La publicación no solo confirmó visualmente lo que el “círculo farandulero-político” venía murmurando desde hace meses, sino que abrió un nuevo flanco de debate sobre la mezcla entre vida privada y proyección pública de un político en plena antesala electoral.
Lo que en un principio parecía un gesto personal —un repaso íntimo y sincero del año que pasó— terminó convertido en foco de comentarios y especulaciones: seguidores felicitaron la supuesta pareja, mientras que críticos cuestionaron la conveniencia de mostrar tan abiertamente vínculos amorosos con una figura del espectáculo.
Kast, lejos de eludir, se tomó el tiempo de responder a sus detractores y agradeció personalmente los comentarios positivos, validando una relación que muchos querían mantener en silencio. “Gracias por la buena onda”, respondió en varios comentarios, normalizando públicamente una relación que hasta hace poco era un rumor fuerte más que una confirmación.
Felipe Kast rompe el silencio
El trasfondo de esta reacción es más político que romántico. Desde hace más de un año que los rumores de un vínculo entre Kast y Díaz circulan con intensidad: la primera foto pública juntos se viralizó a mediados de 2025 tras un evento por el Día de la Madre, y desde entonces han surgido señales cruzadas sobre si estaban “en algo serio” o si simplemente compartían momentos sociales. Incluso hubo versiones que atribuían el supuesto quiebre a tensiones familiares —como rechazos supuestos por parte de la madre del senador— aunque esos rumores han sido desmentidos o dejados en duda por fuentes cercanas a la pareja.

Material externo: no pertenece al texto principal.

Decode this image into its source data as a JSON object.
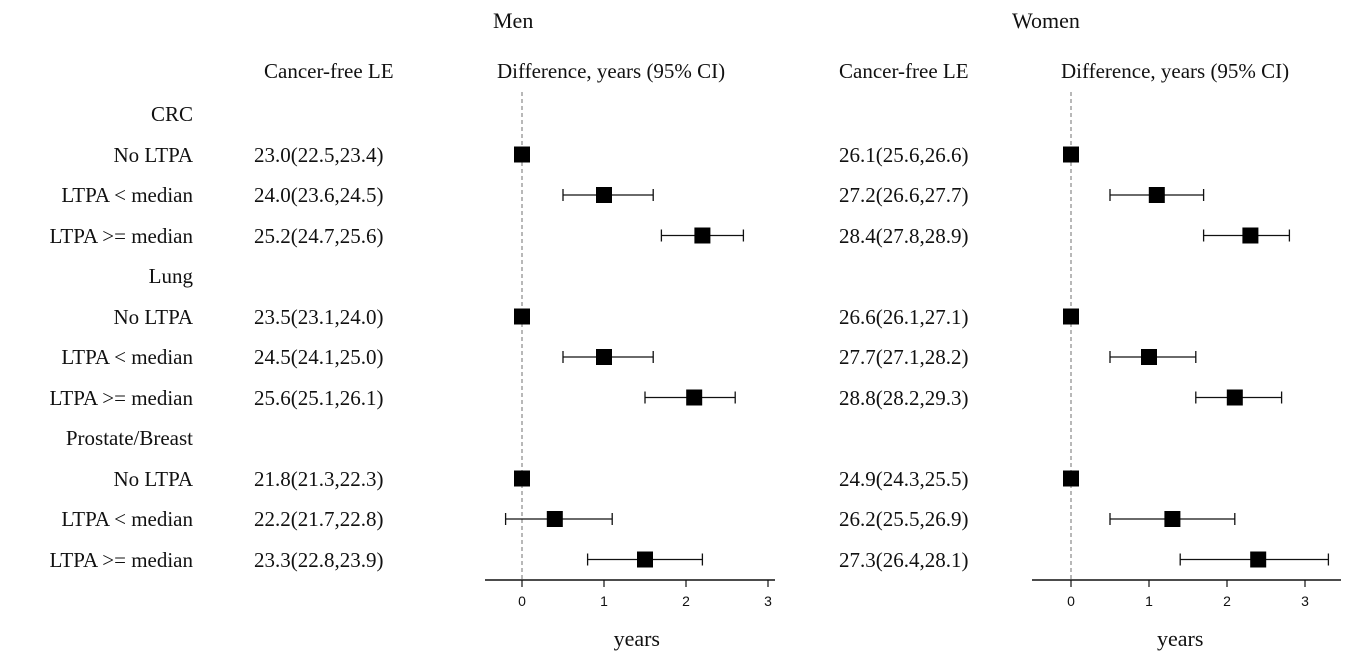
{
  "chart_data": [
    {
      "type": "forest",
      "panel": "Men",
      "column_headers": {
        "estimate": "Cancer-free LE",
        "difference": "Difference, years (95% CI)"
      },
      "xlabel": "years",
      "xlim": [
        -0.45,
        3.2
      ],
      "xticks": [
        0,
        1,
        2,
        3
      ],
      "reference_line_x": 0,
      "groups": [
        {
          "name": "CRC",
          "rows": [
            {
              "label": "No LTPA",
              "le": "23.0(22.5,23.4)",
              "diff": 0.0,
              "lo": null,
              "hi": null
            },
            {
              "label": "LTPA < median",
              "le": "24.0(23.6,24.5)",
              "diff": 1.0,
              "lo": 0.5,
              "hi": 1.6
            },
            {
              "label": "LTPA >= median",
              "le": "25.2(24.7,25.6)",
              "diff": 2.2,
              "lo": 1.7,
              "hi": 2.7
            }
          ]
        },
        {
          "name": "Lung",
          "rows": [
            {
              "label": "No LTPA",
              "le": "23.5(23.1,24.0)",
              "diff": 0.0,
              "lo": null,
              "hi": null
            },
            {
              "label": "LTPA < median",
              "le": "24.5(24.1,25.0)",
              "diff": 1.0,
              "lo": 0.5,
              "hi": 1.6
            },
            {
              "label": "LTPA >= median",
              "le": "25.6(25.1,26.1)",
              "diff": 2.1,
              "lo": 1.5,
              "hi": 2.6
            }
          ]
        },
        {
          "name": "Prostate/Breast",
          "rows": [
            {
              "label": "No LTPA",
              "le": "21.8(21.3,22.3)",
              "diff": 0.0,
              "lo": null,
              "hi": null
            },
            {
              "label": "LTPA < median",
              "le": "22.2(21.7,22.8)",
              "diff": 0.4,
              "lo": -0.2,
              "hi": 1.1
            },
            {
              "label": "LTPA >= median",
              "le": "23.3(22.8,23.9)",
              "diff": 1.5,
              "lo": 0.8,
              "hi": 2.2
            }
          ]
        }
      ]
    },
    {
      "type": "forest",
      "panel": "Women",
      "column_headers": {
        "estimate": "Cancer-free LE",
        "difference": "Difference, years (95% CI)"
      },
      "xlabel": "years",
      "xlim": [
        -0.45,
        3.4
      ],
      "xticks": [
        0,
        1,
        2,
        3
      ],
      "reference_line_x": 0,
      "groups": [
        {
          "name": "CRC",
          "rows": [
            {
              "label": "No LTPA",
              "le": "26.1(25.6,26.6)",
              "diff": 0.0,
              "lo": null,
              "hi": null
            },
            {
              "label": "LTPA < median",
              "le": "27.2(26.6,27.7)",
              "diff": 1.1,
              "lo": 0.5,
              "hi": 1.7
            },
            {
              "label": "LTPA >= median",
              "le": "28.4(27.8,28.9)",
              "diff": 2.3,
              "lo": 1.7,
              "hi": 2.8
            }
          ]
        },
        {
          "name": "Lung",
          "rows": [
            {
              "label": "No LTPA",
              "le": "26.6(26.1,27.1)",
              "diff": 0.0,
              "lo": null,
              "hi": null
            },
            {
              "label": "LTPA < median",
              "le": "27.7(27.1,28.2)",
              "diff": 1.0,
              "lo": 0.5,
              "hi": 1.6
            },
            {
              "label": "LTPA >= median",
              "le": "28.8(28.2,29.3)",
              "diff": 2.1,
              "lo": 1.6,
              "hi": 2.7
            }
          ]
        },
        {
          "name": "Prostate/Breast",
          "rows": [
            {
              "label": "No LTPA",
              "le": "24.9(24.3,25.5)",
              "diff": 0.0,
              "lo": null,
              "hi": null
            },
            {
              "label": "LTPA < median",
              "le": "26.2(25.5,26.9)",
              "diff": 1.3,
              "lo": 0.5,
              "hi": 2.1
            },
            {
              "label": "LTPA >= median",
              "le": "27.3(26.4,28.1)",
              "diff": 2.4,
              "lo": 1.4,
              "hi": 3.3
            }
          ]
        }
      ]
    }
  ]
}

Para muchos observadores, este manejo de las redes no solo reafirma la relación amorosa, sino que muestra una estrategia comunicacional poco usual en políticos de alto perfil: saludar y validar comentarios de fans sobre su vida sentimental parece una jugada calculada para humanizar al parlamentario en época preelectoral.
No es menor recordar que en otros momentos, Pamela Díaz misma se mostró incómoda al hablar del vínculo en televisión, prefiriendo mantener un perfil más discreto. Eso hace que la publicación de Kast —y su actitud agradecida frente a la ola de comentarios— sea más que una celebración de pareja: es un acto de construcción de narrativa pública.
Sin embargo, no todos están celebrando la jugada. Críticos de la farándula y de la política han señalado a través de redes que esta exposición puede ser una “distracción” frente a temas de fondo que deberían ocupar a un senador, y acusan que la línea entre lo personal y lo público se desdibuja peligrosamente cuando ambas esferas se mezclan con fines de imagen.